PeopleDetection::PeopleDetection(int height, int width);

Initializes a new people detection object. This needs to be called only once at the start of the application.

Arguments

  • height int: The height of the input image in pixels.
  • width int: The width of the input image in pixels.

Returns

Nothing.

process_frame

template <ImageFormat image_format>
ErrorCodeType PeopleDetection::process_frame(const std::uint8_t *image_data,
                                             std::vector<BoxPrediction> &results,
                                             float delta_t = 0.f);

template <ImageFormat image_format>
ErrorCodeType PeopleDetection::process_frame(const std::uint8_t *image_y,
                                             const std::uint8_t *image_uv,
                                             std::vector<BoxPrediction> &results,
                                             float delta_t = 0.f);

template <ImageFormat image_format>
ErrorCodeType PeopleDetection::process_frame(const std::uint8_t *image_y,
                                             const std::uint8_t *image_u,
                                             const std::uint8_t *image_v,
                                             std::vector<BoxPrediction> &results,
                                             float delta_t = 0.f);

Process a single frame from a video sequence.

The first version supports RGB, RGBA, BGRA or YUYV input. The second version supports NV12 input. The third version supports planar YUV input with 420 chroma subsampling.

Make sure the image is right side up. When it is upside down it can still work but accuracy is significantly degraded.

Note that the algorithm comes with a built-in threshold (e.g. 0.6 - this differs per model): boxes with confidences lower than that value won't be produced at all by this function.

Arguments

  • image_format ImageFormat: A template parameter which can be ImageFormat::PACKED_RGB888, ImageFormat::PACKED_RGBA8888, ImageFormat::PACKED_BGRA8888, ImageFormat::PACKED_YUYV, ImageFormat::PLANAR_YUYV420 or ImageFormat::PLANAR_NV12.
  • image_data const std::uint8_t *: A pointer to RGB image data (1st byte red, 3rd blue) of size height * width * 3, or RGBA or BGRA image data of size height * width * 4 or YUYV image data of size height * width * 2.
  • image_data_y const std::uint8_t *: A pointer to the Y channel, of size height * width.
  • image_data_uv const std::uint8_t *: A pointer to the interleaved UV channels, of size height * width / 2.
  • image_data_u const std::uint8_t *: A pointer to the U channel, of size height * width / 4.
  • image_data_v const std::uint8_t *: A pointer to the V channel, of size height * width / 4.
  • results std::vector<BoxPrediction> &: The resulting bounding-boxes found in the frame.
  • delta_t float: The time in seconds it took between this and the previous video frame (1/fps). If set to 0 then the system clock will be used to compute this value.

Returns

ErrorCodeType (==int): an error code of type ErrorCode (or ErrorCodeFamiliarFaceID if familiar face identification is enabled). See those enums for more details.

single_image

template <ImageFormat image_format>
ErrorCodeType PeopleDetection::single_image(const std::uint8_t *image_data,
                                            std::vector<BoxPrediction> &results,
                                            int height = 0, int width = 0);

template <ImageFormat image_format>
ErrorCodeType PeopleDetection::single_image(const std::uint8_t *image_y,
                                            const std::uint8_t *image_uv,
                                            std::vector<BoxPrediction> &results,
                                            int height = 0, int width = 0);

template <ImageFormat image_format>
ErrorCodeType PeopleDetection::single_image(const std::uint8_t *image_y,
                                            const std::uint8_t *image_u,
                                            const std::uint8_t *image_v,
                                            std::vector<BoxPrediction> &results,
                                            int height = 0, int width = 0);

Process a single image not part of a video sequence.
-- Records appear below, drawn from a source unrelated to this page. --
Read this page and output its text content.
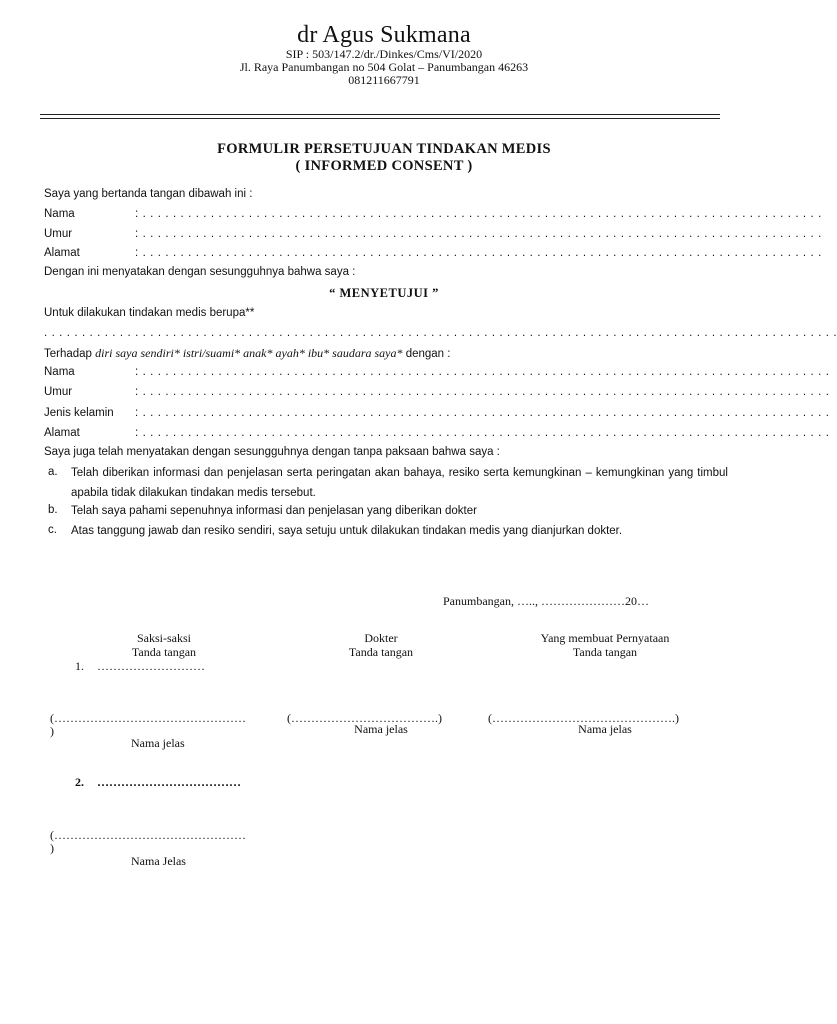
dr Agus Sukmana
SIP : 503/147.2/dr./Dinkes/Cms/VI/2020
Jl. Raya Panumbangan no 504 Golat – Panumbangan 46263
081211667791
FORMULIR PERSETUJUAN TINDAKAN MEDIS
( INFORMED CONSENT )
Saya yang bertanda tangan dibawah ini :
Nama	: . . . . . . . . . . . . . . . . . . . . . . . . . . . . . . . . . . . . . . . . . . . . . . . . . . . . . . . . . . . . . . . . . . . . . . . . . . . . . . . . . . . . . . . . . .
Umur	: . . . . . . . . . . . . . . . . . . . . . . . . . . . . . . . . . . . . . . . . . . . . . . . . . . . . . . . . . . . . . . . . . . . . . . . . . . . . . . . . . . . . . . . . . .
Alamat	: . . . . . . . . . . . . . . . . . . . . . . . . . . . . . . . . . . . . . . . . . . . . . . . . . . . . . . . . . . . . . . . . . . . . . . . . . . . . . . . . . . . . . . . . . .
Dengan ini menyatakan dengan sesungguhnya bahwa saya :
“ MENYETUJUI ”
Untuk dilakukan tindakan medis berupa**
. . . . . . . . . . . . . . . . . . . . . . . . . . . . . . . . . . . . . . . . . . . . . . . . . . . . . . . . . . . . . . . . . . . . . . . . . . . . . . . . . . . . . . . . . . . . . . . . . . . . . . . . .
Terhadap diri saya sendiri* istri/suami* anak* ayah* ibu* saudara saya* dengan :
Nama	: . . . . . . . . . . . . . . . . . . . . . . . . . . . . . . . . . . . . . . . . . . . . . . . . . . . . . . . . . . . . . . . . . . . . . . . . . . . . . . . . . . . . . . . . . . .
Umur	: . . . . . . . . . . . . . . . . . . . . . . . . . . . . . . . . . . . . . . . . . . . . . . . . . . . . . . . . . . . . . . . . . . . . . . . . . . . . . . . . . . . . . . . . . . .
Jenis kelamin : . . . . . . . . . . . . . . . . . . . . . . . . . . . . . . . . . . . . . . . . . . . . . . . . . . . . . . . . . . . . . . . . . . . . . . . . . . . . . . . . . . . . . . . . . . .
Alamat	: . . . . . . . . . . . . . . . . . . . . . . . . . . . . . . . . . . . . . . . . . . . . . . . . . . . . . . . . . . . . . . . . . . . . . . . . . . . . . . . . . . . . . . . . . . .
Saya juga telah menyatakan dengan sesungguhnya dengan tanpa paksaan bahwa saya :
a. Telah diberikan informasi dan penjelasan serta peringatan akan bahaya, resiko serta kemungkinan – kemungkinan yang timbul apabila tidak dilakukan tindakan medis tersebut.
b. Telah saya pahami sepenuhnya informasi dan penjelasan yang diberikan dokter
c. Atas tanggung jawab dan resiko sendiri, saya setuju untuk dilakukan tindakan medis yang dianjurkan dokter.
Panumbangan, ….., …………………20…
Saksi-saksi
Tanda tangan
1. ………………………
(…………………………………………
)
Nama jelas
2. ………………………………
(…………………………………………
)
Nama Jelas
Dokter
Tanda tangan
(……………………………….)
Nama jelas
Yang membuat Pernyataan
Tanda tangan
(……………………………………….)
Nama jelas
The first version supports RGB, RGBA, BGRA or YUYV input. The second version supports NV12 input. The third version supports planar YUV input with 420 chroma subsampling.

This should not be used for video data. It can be used for face enrollments from a set of images. The returned box id values are not related to those returned by process_frame or other calls to single_frame.

Arguments

  • image_format ImageFormat: A template parameter which can be ImageFormat::PACKED_RGB888, ImageFormat::PACKED_RGBA8888, ImageFormat::PACKED_BGRA8888, ImageFormat::PACKED_YUYV, ImageFormat::PLANAR_YUYV420 or ImageFormat::PLANAR_NV12.
  • image_data const std::uint8_t *: A pointer to RGB image data (1st byte red, 3rd blue) of size height * width * 3, or RGBA or BGRA image data of size height * width * 4 or YUYV image data of size height * width * 2.
  • image_data_y const std::uint8_t *: A pointer to the Y channel, of size height * width.
  • image_data_uv const std::uint8_t *: A pointer to the interleaved UV channels, of size height * width / 2.
  • image_data_u const std::uint8_t *: A pointer to the U channel, of size height * width / 4.
  • image_data_v const std::uint8_t *: A pointer to the V channel, of size height * width / 4.
  • results std::vector<BoxPrediction> &: The resulting bounding-boxes found in the frame.
  • height int: The height of the input image in pixels. If height = 0 the height set in the constructor will be used.
  • width int: The width of the input image in pixels. If width = 0 the width set in the constructor will be used.

Returns

ErrorCodeType (==int): an error code of type ErrorCode (or ErrorCodeFamiliarFaceID if familiar face identification is enabled). See those enums for more details.

reset_tracker

void PeopleDetection::reset_tracker();

This function is only available if the library was built with tracking support. This resets all internal tracker state. It is recommended to call this whenever two consecutive frames are too different from each other, such as when switching to a different camera input or when the camera abruptly moved.

Arguments

None.

Returns

Nothing.

store_state

ErrorCodeType PeopleDetection::store_state(
    std::vector<std::uint8_t> &state) const;

Store the current state of the algorithm to a byte array.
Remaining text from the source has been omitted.